Before that night, I’d been thinking a lot about taking the next “step.” A lot of people have done it. Jennifer Lawrence did it. Kate Upton did it. Olivia Munn’s character in “The Newsroom” did it. Arguably, [everyone does it.](https://medium.com/matter/everybody-sexts-4937de2bc1d7)
Even more so, though, I thought about how long distance had changed my relationship. We’d gone from being a couple who unanimously decided to sprint home and get busy only 15 minutes into our first conversation, to a couple that amiably chatted every day about school, work and journalism. So, one day, tired of missing each other’s bodies, as typical young adults do, we brought up the idea of sending provocative photographs to each other.
And the result was electrifying. Instantly, we felt like two 20-somethings again: having fun, sharing ourselves, reminding each other that we were two rather attractive individuals.
So, I’m not saying that sexting, like, _saved_ my relationship, or that it’ll have the same effect on yours. There are a lot of reasons why you should definitely, absolutely _not_ sext.
Ultimately, though, it’s your body. If you’re 18 or older, doing it out of your own free will and desire to express yourself as a hottie, and sending them to someone who is eager to receive them and who you trust enough to keep it to themselves, then why not?
_But Edna!_ you may gasp, especially in light of the celebrity photo leaks from this year. _Don’t you worry about hackers?!_
My reasoning is this: Let’s say I wrote an extremely personal diary entry in Microsoft Word and saved it into my computer/cloud thing. And some devious hackers get in, find it and post it online for the entire world to see. What are you going to think? _Silly Edna, she shouldn’t have been writing down these personal details into a digital document on a computer she owns._ No. You’d be livid, right along with me, because that is a total and unforgivable invasion of privacy.
So why are private photographs treated any differently? All those poor female celebrities whose photos got hacked are getting chewed out for simply having these photos in the first place, as if they shouldn’t possess a certain kind of content if they aren’t prepared to deal with the consequences of _illegal activity_.

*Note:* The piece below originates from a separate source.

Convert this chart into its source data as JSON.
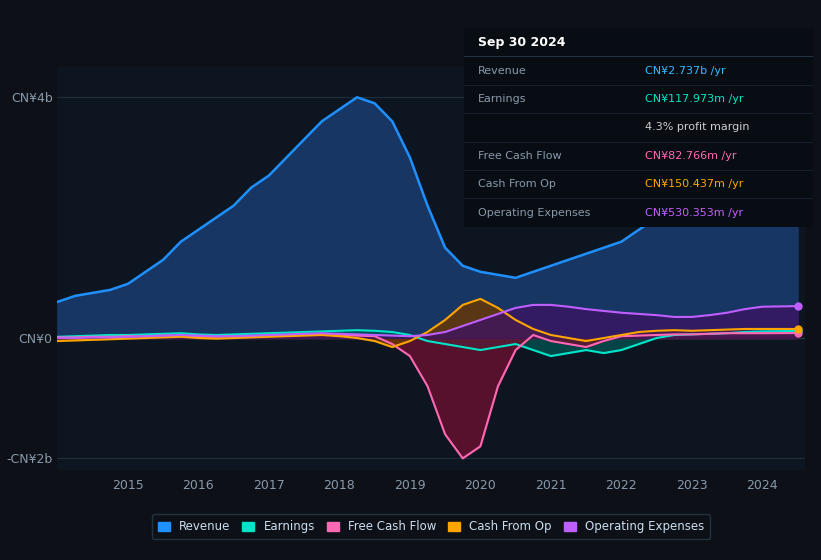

Um, if you had an item of private content with you while walking down the street (let’s say a Pulitzer Prize-winning manuscript in your pocket), and someone tackled you and stole it, you can bet your ass you wouldn’t be feeling bad about “having it” in the first place. You would lawyer up and go get ‘em.
Sexting is fun and sexy and literally takes the idea of “a picture is worth 1,000 words” to a whole new level. Don’t let anyone tell you or make you feel differently. If you’re an adult and you want to extend this certain part of your life into the digital realm, then who’s to say no? You’re effing hot. Let someone know that today.